About the selection itself I must say a little more. It will be manifest to all who are in a position to judge that Madame de' Lucchi has been at pains to make use of the most trustworthy editions of the original texts, thus rendering this anthology easily the best which has been published in England from the scholar's point of view. But could one expect to find specimens representative of all tendencies of Italian lyrical poetry in some eight score poems? The Italian would be the poorest of literatures if one could; and a much bulkier selection would still prove inadequate to such an ambitious undertaking. There is, however, enough that is both excellent and characteristic to render more undesirable. No small selection could be more satisfactory.
There are at least four chief subjects of lyrical poetry: love, religion or philosophy, politics, and nature. Of these four subjects only one has, I think, been somewhat sacrificed.
Italians are averse to parading their beliefs, and much of their religious and philosophic poetry is difficult and doctrinal, so that its omission is justified, even though certain poems of Dante or Campanella may be missed. There is a further difficulty which must be borne in mind. Much as Italians are disinclined to parade their beliefs, they are prone to make a show of their feelings and to indulge in a vein of Pan-like naturalism that would seem mere coarse ribaldry in an English rendering. Poems of this kind must needs be excluded from any English anthology, whether they be old popular lyrics, such as Bolognese lawyers were pleased to copy or Boccaccio to quote; semi-literary " canti carnascialeschi " such as " II Magnifico Lorenzo " and his courtiers composed, poems full of passionate realism such as Ariosto wrote, skits and satires such as several of the poets of the seventeenth and eighteenth centuries did not disdain to circulate. With few exceptions they are better ignored, though it is well to remember that they exist, for their existence explains an occasional realistic expression in more refined lyrics.

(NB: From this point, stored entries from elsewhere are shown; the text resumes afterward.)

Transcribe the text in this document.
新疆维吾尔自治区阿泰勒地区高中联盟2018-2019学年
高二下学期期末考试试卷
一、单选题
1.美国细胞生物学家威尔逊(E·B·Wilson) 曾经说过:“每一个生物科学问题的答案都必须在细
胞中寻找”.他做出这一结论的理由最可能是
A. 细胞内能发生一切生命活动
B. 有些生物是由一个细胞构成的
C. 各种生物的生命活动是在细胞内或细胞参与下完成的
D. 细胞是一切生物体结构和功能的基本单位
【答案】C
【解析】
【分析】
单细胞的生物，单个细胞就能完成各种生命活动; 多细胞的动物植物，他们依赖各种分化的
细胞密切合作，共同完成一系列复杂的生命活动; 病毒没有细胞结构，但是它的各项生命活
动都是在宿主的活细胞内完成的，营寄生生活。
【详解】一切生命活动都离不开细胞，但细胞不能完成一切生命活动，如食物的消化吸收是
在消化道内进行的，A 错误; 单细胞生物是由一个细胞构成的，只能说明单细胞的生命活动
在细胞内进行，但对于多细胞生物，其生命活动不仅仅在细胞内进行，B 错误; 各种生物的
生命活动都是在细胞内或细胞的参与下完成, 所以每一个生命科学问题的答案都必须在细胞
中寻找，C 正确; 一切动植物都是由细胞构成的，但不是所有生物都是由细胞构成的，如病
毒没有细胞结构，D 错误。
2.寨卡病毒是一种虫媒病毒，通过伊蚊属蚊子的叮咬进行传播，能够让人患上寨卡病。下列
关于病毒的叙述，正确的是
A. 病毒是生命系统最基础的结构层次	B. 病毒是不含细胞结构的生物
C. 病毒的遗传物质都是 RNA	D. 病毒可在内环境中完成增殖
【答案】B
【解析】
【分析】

Likewise it would not be legitimate to infer from the fact that we have here no religious poems after St. Francis and Iacopone until Michelangelo, and after Michelangelo until Manzoni, that Italians and their poets were little affected by religion throughout those centuries. Such a conclusion has often been drawn, however, and on the strength of it the character of Italians has been unwarrantably extolled or maligned according to the personal bias of individual critics.
With these exceptions, which circumstances rendered unavoidable, the selection seems to me an adequate representation of Italian lyrical poetry. This poetry was tentative at its beginnings and was often under the influence of French and Provencal models: it acquired a distinct individuality when Aristotelian and Averrhoistic theories were allowed to recreate the conception of love, and made giant strides when Dante took over the lyre from Guinizelli and Cavalcanti; it gained a new tenderness by the work of Cino and a miraculous power of minute introspection in the poems of Petrarch.
So far almost every poet had accepted or expounded in his verses a poetical theory. Petrarch was as remote as any of his forerunners from being a purely instinctive poet, but he elaborated his philosophy, for whatever it was worth, in his Latin treatises and not in his Italian lyrics, so that his teaching was overlooked or misunderstood by those who came after him, and who admired his Italian verse as much as they disapproved of his still immature Latin style.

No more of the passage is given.